Мулла с усмешкой достал с полки тяжелый Алькоран в кожаном, окованном переплете и положил его на чашку весов; на другую насыпал до краев серебряной и золотой монеты и поднял весы кверху. Большие меджидие19 и червонцы перетянули священную книгу, и Абдуррахман с презрением швырнул ее на пол. Он насыпал отобранные у Сеид-Саттара деньги в мешок и вышел на улицу. Лунная ночь напомнила ему такую же ночь, бывшую нисколько недель назад, когда он обманул и запугал легковерного и невежественного барышника, и Абдуррахман торжествующе улыбнулся. Он был победителем. Полная луна, сиявшая в вышине, казалась ему огромным червонцем чистейшего золота, а на душе его и в карманах сверкали такие же крупные золотые звезды, как на небе. Только его звезды никогда не погасали, звенели мелодической музыкой, и их можно было ощупать руками. В них не было никакой таинственности, хотя происхождение их было также несколько сомнительно и не для всех ясно. За все небесные сокровища Абдуррахман не отдал бы земных. Миллиарды, рассыпанные по небу, не стоили горсти его неподдельного золота.
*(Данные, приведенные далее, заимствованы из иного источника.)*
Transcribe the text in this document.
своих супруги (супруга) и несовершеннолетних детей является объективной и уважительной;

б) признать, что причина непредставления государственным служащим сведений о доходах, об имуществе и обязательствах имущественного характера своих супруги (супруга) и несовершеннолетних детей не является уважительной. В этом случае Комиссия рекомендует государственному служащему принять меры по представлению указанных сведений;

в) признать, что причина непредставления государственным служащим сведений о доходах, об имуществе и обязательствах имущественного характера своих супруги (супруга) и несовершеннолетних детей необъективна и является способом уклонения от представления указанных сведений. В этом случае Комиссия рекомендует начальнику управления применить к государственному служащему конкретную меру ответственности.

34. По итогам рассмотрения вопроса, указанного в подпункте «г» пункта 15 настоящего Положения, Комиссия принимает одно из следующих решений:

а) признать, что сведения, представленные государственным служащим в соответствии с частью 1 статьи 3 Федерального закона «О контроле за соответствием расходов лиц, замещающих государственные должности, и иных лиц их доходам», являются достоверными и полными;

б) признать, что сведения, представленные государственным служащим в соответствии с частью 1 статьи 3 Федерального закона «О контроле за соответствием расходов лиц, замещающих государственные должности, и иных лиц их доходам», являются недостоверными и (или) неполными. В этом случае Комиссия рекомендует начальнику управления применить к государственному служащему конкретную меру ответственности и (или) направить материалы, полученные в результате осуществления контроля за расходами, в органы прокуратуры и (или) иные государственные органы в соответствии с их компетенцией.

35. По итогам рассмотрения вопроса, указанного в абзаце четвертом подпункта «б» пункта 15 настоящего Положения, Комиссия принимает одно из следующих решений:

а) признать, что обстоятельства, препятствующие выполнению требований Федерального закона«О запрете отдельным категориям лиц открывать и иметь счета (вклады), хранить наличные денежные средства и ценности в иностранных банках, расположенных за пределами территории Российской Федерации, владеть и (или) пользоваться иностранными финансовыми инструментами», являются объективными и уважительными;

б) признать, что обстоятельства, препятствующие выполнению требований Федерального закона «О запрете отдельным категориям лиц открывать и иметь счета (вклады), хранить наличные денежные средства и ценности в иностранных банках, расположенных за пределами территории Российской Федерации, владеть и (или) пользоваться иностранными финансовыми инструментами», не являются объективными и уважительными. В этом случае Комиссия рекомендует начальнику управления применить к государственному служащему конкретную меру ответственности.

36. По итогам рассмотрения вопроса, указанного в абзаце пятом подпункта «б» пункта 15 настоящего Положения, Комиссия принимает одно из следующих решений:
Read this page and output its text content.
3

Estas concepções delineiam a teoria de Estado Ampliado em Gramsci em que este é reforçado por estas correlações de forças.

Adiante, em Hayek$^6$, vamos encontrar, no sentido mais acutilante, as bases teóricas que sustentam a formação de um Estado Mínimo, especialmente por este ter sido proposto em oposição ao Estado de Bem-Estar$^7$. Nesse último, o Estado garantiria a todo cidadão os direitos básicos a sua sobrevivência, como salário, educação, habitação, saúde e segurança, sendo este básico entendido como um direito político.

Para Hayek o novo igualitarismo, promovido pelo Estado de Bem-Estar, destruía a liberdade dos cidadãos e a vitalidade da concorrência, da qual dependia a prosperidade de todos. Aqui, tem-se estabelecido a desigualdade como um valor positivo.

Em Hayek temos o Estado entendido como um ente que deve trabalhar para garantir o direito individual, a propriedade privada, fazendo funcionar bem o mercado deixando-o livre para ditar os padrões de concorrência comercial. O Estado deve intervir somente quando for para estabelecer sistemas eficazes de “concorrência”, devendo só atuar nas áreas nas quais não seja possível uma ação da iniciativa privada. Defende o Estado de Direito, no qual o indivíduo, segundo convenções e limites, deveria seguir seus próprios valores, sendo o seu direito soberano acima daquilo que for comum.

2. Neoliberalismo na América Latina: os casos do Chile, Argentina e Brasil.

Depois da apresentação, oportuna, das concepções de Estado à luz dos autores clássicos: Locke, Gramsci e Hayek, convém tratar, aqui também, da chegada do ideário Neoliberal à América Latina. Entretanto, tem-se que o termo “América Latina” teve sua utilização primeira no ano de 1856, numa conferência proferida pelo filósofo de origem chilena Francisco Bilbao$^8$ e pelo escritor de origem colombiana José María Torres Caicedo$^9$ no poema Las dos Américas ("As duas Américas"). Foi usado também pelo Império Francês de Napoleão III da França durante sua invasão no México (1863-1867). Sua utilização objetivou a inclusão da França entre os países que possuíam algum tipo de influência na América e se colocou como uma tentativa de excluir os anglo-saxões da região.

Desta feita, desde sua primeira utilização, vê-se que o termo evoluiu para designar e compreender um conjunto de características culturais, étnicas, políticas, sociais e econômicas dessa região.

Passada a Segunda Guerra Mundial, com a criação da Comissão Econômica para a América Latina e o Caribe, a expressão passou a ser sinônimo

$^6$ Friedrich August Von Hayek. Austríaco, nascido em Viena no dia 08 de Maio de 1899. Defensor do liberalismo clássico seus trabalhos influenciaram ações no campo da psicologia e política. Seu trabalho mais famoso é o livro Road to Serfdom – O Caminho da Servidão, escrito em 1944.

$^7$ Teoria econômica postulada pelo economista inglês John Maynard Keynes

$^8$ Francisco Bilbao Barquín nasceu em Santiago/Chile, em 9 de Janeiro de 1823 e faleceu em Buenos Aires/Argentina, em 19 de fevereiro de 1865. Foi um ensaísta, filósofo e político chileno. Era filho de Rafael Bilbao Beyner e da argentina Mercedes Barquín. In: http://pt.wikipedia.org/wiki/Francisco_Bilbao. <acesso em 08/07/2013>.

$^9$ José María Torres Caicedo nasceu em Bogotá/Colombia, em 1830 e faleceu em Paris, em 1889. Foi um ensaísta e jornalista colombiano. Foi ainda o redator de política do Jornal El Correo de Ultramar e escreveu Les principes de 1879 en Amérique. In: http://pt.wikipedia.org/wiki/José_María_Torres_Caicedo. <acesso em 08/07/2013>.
Но куда прятал мулла свои сокровища?
О, его клад был зарыт в надежном месте. Он копил его долго, пополнял новыми вкладами и ходил изредка полюбоваться на свое богатство. Оно ждало его и теперь, но вот уже около года, как мулла из предосторожности не посещал своей сокровищницы...
Золото было замуровано в стене поруганного святилища, которое, как злые духи, сторожили суеверие и невежество, окружая его кровавыми преданиями и страшными легендами.
Абдуррахман вспомнил о призраке монаха-разбойника, появлявшемся в покинутой Ак-Мечети, и громко расхохотался.
Мшистые, потрескавшееся и обветренные своды старой мечети тонули В глубоком мраке. Узкие полосы лунного света падали из решетчатых окон на плиты каменного пола и дрожали фосфорическим пятном в темной вышине, огромного купола. В черной нише задней стены, точно арабские письмена, также змеилась полоска таинственных лучей, проникавших сквозь узкую, извилистую трещину. Уже много лет, как пестрая ткань не закрывала этого опустевшего и голого углубления храма, где когда-то хранился священный Алькоран. Тяжелые прутья заржавевшего железа, жалкие остатки роскошных люстр, опускались со сводов. Высокая кафедра для проповедника, похожая на маленькую часовню, потеряла свои прежние краски, и ступени ее длинной лестницы подгнили и провалились. Перил не было уже давно. На резных и массивных хорах, поддержанных витыми колонками, ютились и лазили летучие мыши, темные изжелта-серые, как густая пыль, покрывавшая вековые, поседевши своды. В мечети пахло сыростью и тленьем, точно в заброшенном могильном склепе. Безмолвие и пустота царили кругом, а лунный свет, местами скользивший по храму, еще более выделял густую тень ночного мрака, обращавшего в глухое подземелье когда-то сиявшую и торжественную церковную залу. В тишине было слышно, как где-то падали на камень тяжелые капли просачивавшейся воды...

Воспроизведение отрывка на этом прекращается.